Si le Ballet n'était que ce temple de la tradition, il serait en soi quelque chose d'immense et d'essentiel. Mais, sous ton impulsion, il s'est ouvert à tous les horizons de la danse moderne et contemporaine. Les plus grands chorégraphes de notre époque ont désormais droit de cité à l'Opéra : de Balanchine à Roland Petit, de Merce Cunningham à William Forsythe, de Pina Bausch à Trisha Brown, d'Angelin Prejlocaj à Anna Teresa de Keersmaeker sans oublier bien sûr ton cher Maurice Béjart, que j'évoquais en débutant ce propos. Que de souvenirs ineffaçables : je ne citerai que le choc à l'estomac de l'Orphée de Pina Bausch, récemment redonné au Palais Garnier, lorsque je le découvris pour la première fois ; ce choc, j'ai l'impression de le ressentir encore comme si c'était hier ; ce spectacle fait partie de ceux qui m'ont marqué à vie et qui ont marqué ma vie ; la simple idée de donner l'ouverture à la fin de l'opéra est un trait de pur génie car elle est toute de simplicité et de sensibilité ; l'effet de saisissement qu'elle produisit sur moi dut être aussi puissant que celui que ressentirent les spectateurs qui assistèrent à la création du chef d'œuvre de Gluck lorsque, pour la première fois dans l'histoire de l'opéra, ils entendirent s'élever de la fosse d'orchestre les sons presque surnaturels de la harpe qui évoquent avec tant de force et d'économie de moyens la lyre d'Orphée. Cette émotion, chère Brigitte, je sais que c'est à toi que je la dois. Ce n'est pas rien.

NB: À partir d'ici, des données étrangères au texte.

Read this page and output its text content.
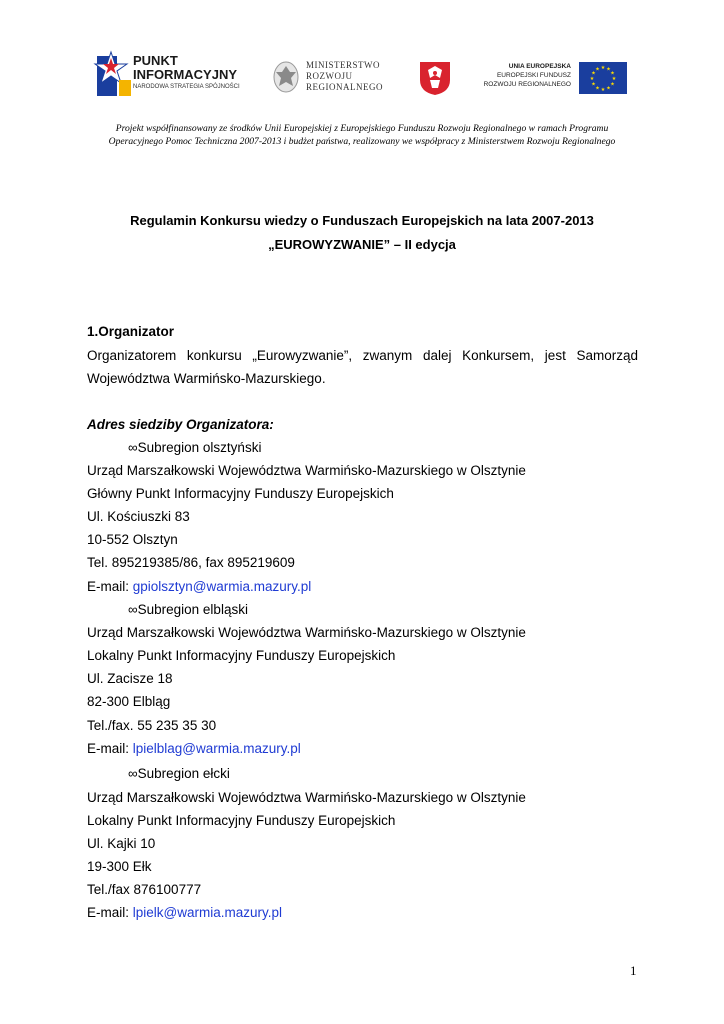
PUNKT
INFORMACYJNY
NARODOWA STRATEGIA SPÓJNOŚCI
MINISTERSTWO
ROZWOJU
REGIONALNEGO
UNIA EUROPEJSKA
EUROPEJSKI FUNDUSZ
ROZWOJU REGIONALNEGO
★ ★
★
★
★
★
★
★
★
★
★
★
Projekt współfinansowany ze środków Unii Europejskiej z Europejskiego Funduszu Rozwoju Regionalnego w ramach Programu
Operacyjnego Pomoc Techniczna 2007-2013 i budżet państwa, realizowany we współpracy z Ministerstwem Rozwoju Regionalnego
Regulamin Konkursu wiedzy o Funduszach Europejskich na lata 2007-2013
„EUROWYZWANIE” – II edycja
1.Organizator
Organizatorem konkursu „Eurowyzwanie”, zwanym dalej Konkursem, jest Samorząd
Województwa Warmińsko-Mazurskiego.
Adres siedziby Organizatora:
∞Subregion olsztyński
Urząd Marszałkowski Województwa Warmińsko-Mazurskiego w Olsztynie
Główny Punkt Informacyjny Funduszy Europejskich
Ul. Kościuszki 83
10-552 Olsztyn
Tel. 895219385/86, fax 895219609
E-mail: gpiolsztyn@warmia.mazury.pl
∞Subregion elbląski
Urząd Marszałkowski Województwa Warmińsko-Mazurskiego w Olsztynie
Lokalny Punkt Informacyjny Funduszy Europejskich
Ul. Zacisze 18
82-300 Elbląg
Tel./fax. 55 235 35 30
E-mail: lpielblag@warmia.mazury.pl
∞Subregion ełcki
Urząd Marszałkowski Województwa Warmińsko-Mazurskiego w Olsztynie
Lokalny Punkt Informacyjny Funduszy Europejskich
Ul. Kajki 10
19-300 Ełk
Tel./fax 876100777
E-mail: lpielk@warmia.mazury.pl
1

A les voir aborder avec la même exigence de perfection des techniques si différentes, on admire encore davantage les danseuses et les danseurs du Ballet de l'Opéra. Forte discipline pour le corps comme pour l'esprit. Oui, la danse est un métier dur et exigeant. Les carrières sont brèves. La hantise de la blessure est permanente. Les rivalités existent bien sûr, les egos souffrent autant que les corps, mais les épreuves partagées et surmontées ensemble, la discipline commune et quotidienne suscitent aussi une belle camaraderie qu'on aurait grand tort de vouloir nier. Le directeur de la danse en est le garant ; il n'ignore rien des peines physiques et morales de chacun ; il manie tour à tour la pédagogie, l'autorité, l'empathie ; arbitre des carrières, il est sous le feu permanent de la critique et plutôt que de tenter de la faire taire, il lui faut tenir ferme le cap qu'il a fixé, au risque de la redoubler. Autant dire que c'est une fonction impossible. Ou du moins qu'elle l'était jusqu'à ce qu'on te la confie et qu'on te laisse l'exercer – ce qui est tout à l'honneur des directeurs successifs de l'Opéra auprès de qui tu as servi : Hugues Gall, Gérard Mortier et aujourd'hui Nicolas Joël – en te faisant une très grande confiance qui t'a permis de l'occuper pleinement. Confiance d'autant plus remarquable que chacun sait l'importance du ballet dans l'économie d'une maison d'opéra. Pour celui qui te succèdera en 2014, la barre, chacun le sait, a été haut placée.

En ouvrant le Ballet de l'Opéra aux influences les plus contemporaines, tu as compris que bien loin d'affaiblir sa capacité à défendre au niveau le plus élevé d'exigence le répertoire classique, l'on ne ferait que la renforcer. En offrant à la danse contemporaine le prestige, ou plutôt la dignité de l'Opéra de Paris, tu as proclamé avec la force de l'évidence l'unité de l'art chorégraphique, par-delà les ruptures formelles ou conceptuelles. Tu as ouvert l'Opéra et tu as rassemblé le monde de la danse et ce faisant tu as donné à l'un et à l'autre un rayonnement extraordinaire en France, mais aussi bien sûr à l'étranger où les tournées du Ballet se sont considérablement développées. Il était donc particulièrement justifié, au terme d'une belle carrière qui est avant tout une belle vie, pour couronner un beau parcours artistique fait de cohérence dans les engagements et de constance dans les convictions, de t'attribuer le prix Georges Pompidou, créé pour récompenser : «une personnalité remarquable du monde de l'art et de la culture contribuant au rayonnement de la francophonie et de la culture française.